I still wouldn't say NEVER lube the threads, but to find the new torque ratings, you'll need a bunch of studs to experiment with. You'd torque them till they broke, and keep going until you have a good statistical number of results listed, then you'd back off about 10% and that'd be your torque rating for that particular lube.
NEVER LUBE LUG NUTS. My neighbor lubed his, in a few weeks he had his car flatbedded, he thought his transmission was bad, all his wheels were loose and making noises! Use a wire brush to clean lug stud threads.
NEVER LUBE LUG NUTS. My neighbor lubed his, in a few weeks he had his car flatbedded, he thought his transmission was bad, all his wheels were loose and making noises! Use a wire brush to clean lug stud threads.
I don't want to see this turn into a battle of the nuts .....<G>
I received my license as a Motor Vehicle Mechanic here in Ontario in 1964. That's a five year apprenticeship before you write for your ticket. I wouldn't want to guess how many wheels I have had off and on over these many years. From Volkswagens to Mack trucks to Corvettes, as I said in my earlier post, I have never lost a wheel because of using Never-Seize.
I'm guessing you have never had the pleasure of removing wheel nuts that haven't been off a Chev pick-up for four or five years.
I agree on the anti-seize. Been a mechanic for 35 years. Never had a problem with nut coming loose.
I agree, the nuts won't come off, as quite the opposite happens:
Anti seize will give a false torque reading. For example, you will show 100 ft Lbs on the torque wrench, but probably have 120 ft Lbs on lug. Corvette manual, and other auto manuals specifically caution using lubricants or anti seize on torqued fasteners.
The wrench can only measure rotational resistance and clicks to indicate that you are at a pre-selected setting. The wrench does not measure pressure against the surface and fastener. A torque measurement on a fastener actually indicates how much the metal distorts given a particular pressure. Using a lubricant and the same torque setting as non-lube will overstress the fittings.

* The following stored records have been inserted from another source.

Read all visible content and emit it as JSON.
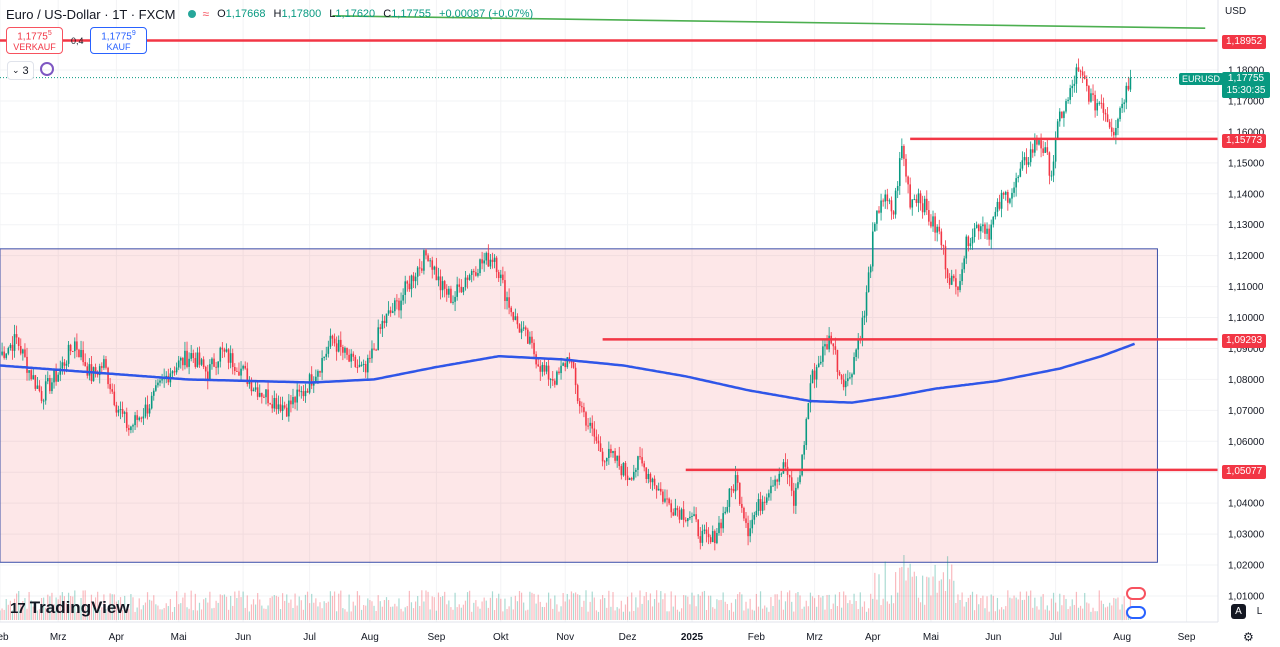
{
  "header": {
    "symbol_title": "Euro / US-Dollar · 1T · FXCM",
    "approx_icon": "≈",
    "ohlc": {
      "o_label": "O",
      "o": "1,17668",
      "h_label": "H",
      "h": "1,17800",
      "l_label": "L",
      "l": "1,17620",
      "c_label": "C",
      "c": "1,17755",
      "change": "+0,00087 (+0,07%)"
    }
  },
  "trade": {
    "sell_price": "1,1775",
    "sell_price_sup": "5",
    "sell_label": "VERKAUF",
    "spread": "0,4",
    "buy_price": "1,1775",
    "buy_price_sup": "9",
    "buy_label": "KAUF"
  },
  "indicators": {
    "count": "3"
  },
  "currency": "USD",
  "logo": {
    "mark": "17",
    "name": "TradingView"
  },
  "price_tags": {
    "symbol": "EURUSD",
    "current": "1,17755",
    "countdown": "15:30:35",
    "levels": [
      "1,18952",
      "1,15773",
      "1,09293",
      "1,05077"
    ]
  },
  "axis_buttons": {
    "auto": "A",
    "log": "L"
  },
  "colors": {
    "up": "#089981",
    "down": "#f23645",
    "level": "#f23645",
    "ma": "#2f56e8",
    "trend": "#4caf50",
    "zone": "rgba(242,54,69,0.12)",
    "zone_border": "#3b4fa8"
  },
  "chart_data": {
    "type": "candlestick",
    "title": "Euro / US-Dollar · 1T · FXCM",
    "ylim": [
      1.005,
      1.195
    ],
    "y_ticks": [
      "1,18000",
      "1,17000",
      "1,16000",
      "1,15000",
      "1,14000",
      "1,13000",
      "1,12000",
      "1,11000",
      "1,10000",
      "1,09000",
      "1,08000",
      "1,07000",
      "1,06000",
      "1,05000",
      "1,04000",
      "1,03000",
      "1,02000",
      "1,01000"
    ],
    "y_tick_values": [
      1.18,
      1.17,
      1.16,
      1.15,
      1.14,
      1.13,
      1.12,
      1.11,
      1.1,
      1.09,
      1.08,
      1.07,
      1.06,
      1.05,
      1.04,
      1.03,
      1.02,
      1.01
    ],
    "x_ticks": [
      "Feb",
      "Mrz",
      "Apr",
      "Mai",
      "Jun",
      "Jul",
      "Aug",
      "Sep",
      "Okt",
      "Nov",
      "Dez",
      "2025",
      "Feb",
      "Mrz",
      "Apr",
      "Mai",
      "Jun",
      "Jul",
      "Aug",
      "Sep"
    ],
    "x_tick_index": [
      0,
      28,
      56,
      86,
      117,
      149,
      178,
      210,
      241,
      272,
      302,
      333,
      364,
      392,
      420,
      448,
      478,
      508,
      540,
      571
    ],
    "close_anchors": [
      [
        0,
        1.088
      ],
      [
        8,
        1.093
      ],
      [
        14,
        1.083
      ],
      [
        20,
        1.075
      ],
      [
        28,
        1.082
      ],
      [
        36,
        1.092
      ],
      [
        44,
        1.081
      ],
      [
        50,
        1.085
      ],
      [
        56,
        1.072
      ],
      [
        62,
        1.064
      ],
      [
        72,
        1.072
      ],
      [
        82,
        1.083
      ],
      [
        92,
        1.088
      ],
      [
        100,
        1.082
      ],
      [
        106,
        1.089
      ],
      [
        114,
        1.085
      ],
      [
        122,
        1.078
      ],
      [
        130,
        1.074
      ],
      [
        138,
        1.071
      ],
      [
        146,
        1.076
      ],
      [
        154,
        1.085
      ],
      [
        160,
        1.093
      ],
      [
        168,
        1.086
      ],
      [
        176,
        1.082
      ],
      [
        184,
        1.098
      ],
      [
        192,
        1.105
      ],
      [
        200,
        1.115
      ],
      [
        206,
        1.121
      ],
      [
        212,
        1.11
      ],
      [
        218,
        1.106
      ],
      [
        224,
        1.113
      ],
      [
        230,
        1.117
      ],
      [
        238,
        1.12
      ],
      [
        242,
        1.11
      ],
      [
        248,
        1.099
      ],
      [
        256,
        1.09
      ],
      [
        262,
        1.082
      ],
      [
        268,
        1.08
      ],
      [
        274,
        1.088
      ],
      [
        278,
        1.074
      ],
      [
        284,
        1.064
      ],
      [
        290,
        1.056
      ],
      [
        296,
        1.054
      ],
      [
        302,
        1.049
      ],
      [
        308,
        1.053
      ],
      [
        314,
        1.048
      ],
      [
        320,
        1.041
      ],
      [
        326,
        1.038
      ],
      [
        332,
        1.036
      ],
      [
        338,
        1.029
      ],
      [
        342,
        1.027
      ],
      [
        348,
        1.036
      ],
      [
        354,
        1.048
      ],
      [
        360,
        1.032
      ],
      [
        366,
        1.04
      ],
      [
        372,
        1.048
      ],
      [
        378,
        1.052
      ],
      [
        382,
        1.04
      ],
      [
        386,
        1.054
      ],
      [
        390,
        1.079
      ],
      [
        396,
        1.089
      ],
      [
        400,
        1.094
      ],
      [
        404,
        1.082
      ],
      [
        408,
        1.079
      ],
      [
        412,
        1.09
      ],
      [
        416,
        1.101
      ],
      [
        420,
        1.125
      ],
      [
        424,
        1.139
      ],
      [
        430,
        1.134
      ],
      [
        434,
        1.155
      ],
      [
        438,
        1.138
      ],
      [
        442,
        1.14
      ],
      [
        448,
        1.131
      ],
      [
        452,
        1.127
      ],
      [
        456,
        1.115
      ],
      [
        460,
        1.109
      ],
      [
        466,
        1.126
      ],
      [
        472,
        1.131
      ],
      [
        476,
        1.128
      ],
      [
        482,
        1.138
      ],
      [
        488,
        1.142
      ],
      [
        494,
        1.151
      ],
      [
        500,
        1.158
      ],
      [
        506,
        1.147
      ],
      [
        510,
        1.165
      ],
      [
        514,
        1.17
      ],
      [
        518,
        1.179
      ],
      [
        522,
        1.176
      ],
      [
        526,
        1.169
      ],
      [
        530,
        1.17
      ],
      [
        534,
        1.163
      ],
      [
        536,
        1.161
      ],
      [
        540,
        1.17
      ],
      [
        544,
        1.1775
      ]
    ],
    "ma_anchors": [
      [
        0,
        1.0845
      ],
      [
        30,
        1.083
      ],
      [
        60,
        1.0815
      ],
      [
        90,
        1.08
      ],
      [
        120,
        1.0795
      ],
      [
        150,
        1.079
      ],
      [
        180,
        1.08
      ],
      [
        210,
        1.084
      ],
      [
        240,
        1.0875
      ],
      [
        270,
        1.0865
      ],
      [
        300,
        1.0845
      ],
      [
        330,
        1.081
      ],
      [
        360,
        1.0765
      ],
      [
        390,
        1.073
      ],
      [
        410,
        1.0725
      ],
      [
        430,
        1.0745
      ],
      [
        450,
        1.077
      ],
      [
        480,
        1.0795
      ],
      [
        510,
        1.0835
      ],
      [
        530,
        1.0875
      ],
      [
        546,
        1.0915
      ]
    ],
    "levels": [
      {
        "value": 1.18952,
        "label": "1,18952",
        "x_start_index": 0
      },
      {
        "value": 1.15773,
        "label": "1,15773",
        "x_start_index": 438
      },
      {
        "value": 1.09293,
        "label": "1,09293",
        "x_start_index": 290
      },
      {
        "value": 1.05077,
        "label": "1,05077",
        "x_start_index": 330
      }
    ],
    "zone": {
      "top": 1.1222,
      "bottom": 1.0209,
      "x_end_index": 557
    },
    "trendline": {
      "start": [
        160,
        1.1975
      ],
      "end": [
        580,
        1.1935
      ]
    },
    "last_price": 1.17755,
    "last_index": 544
  }
}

We recently rebuilt a Turbo Supra engine, and installed high strength head bolts. The instructions indicate torque settings "dry" or specific lower settings (about 20% less) with molylube.
I just turn them until I nearly **** myself and that always ends up being just right. It's quicker.
You should always use a torque wrench, you can warp rotors on some cars (not sure about Corvette, but Hondas are commonly warped this way) by uneven torquing. This will cause pulsating brakes.
You should always use a torque wrench, you can warp rotors on some cars (not sure about Corvette, but Hondas are commonly warped this way) by uneven torquing. This will cause pulsating brakes.
You are correct if it is uneven. I don't think it is uneven when I do it. If I did I would use a torque wrench.
Are you guys kidding me, am I the only guy left in the world who does not use a torque wrench to tighten lug nuts.
Oh well. I know it is the best thing to do, I am not arguing there.
So don't do as I do, do as they say. How is that??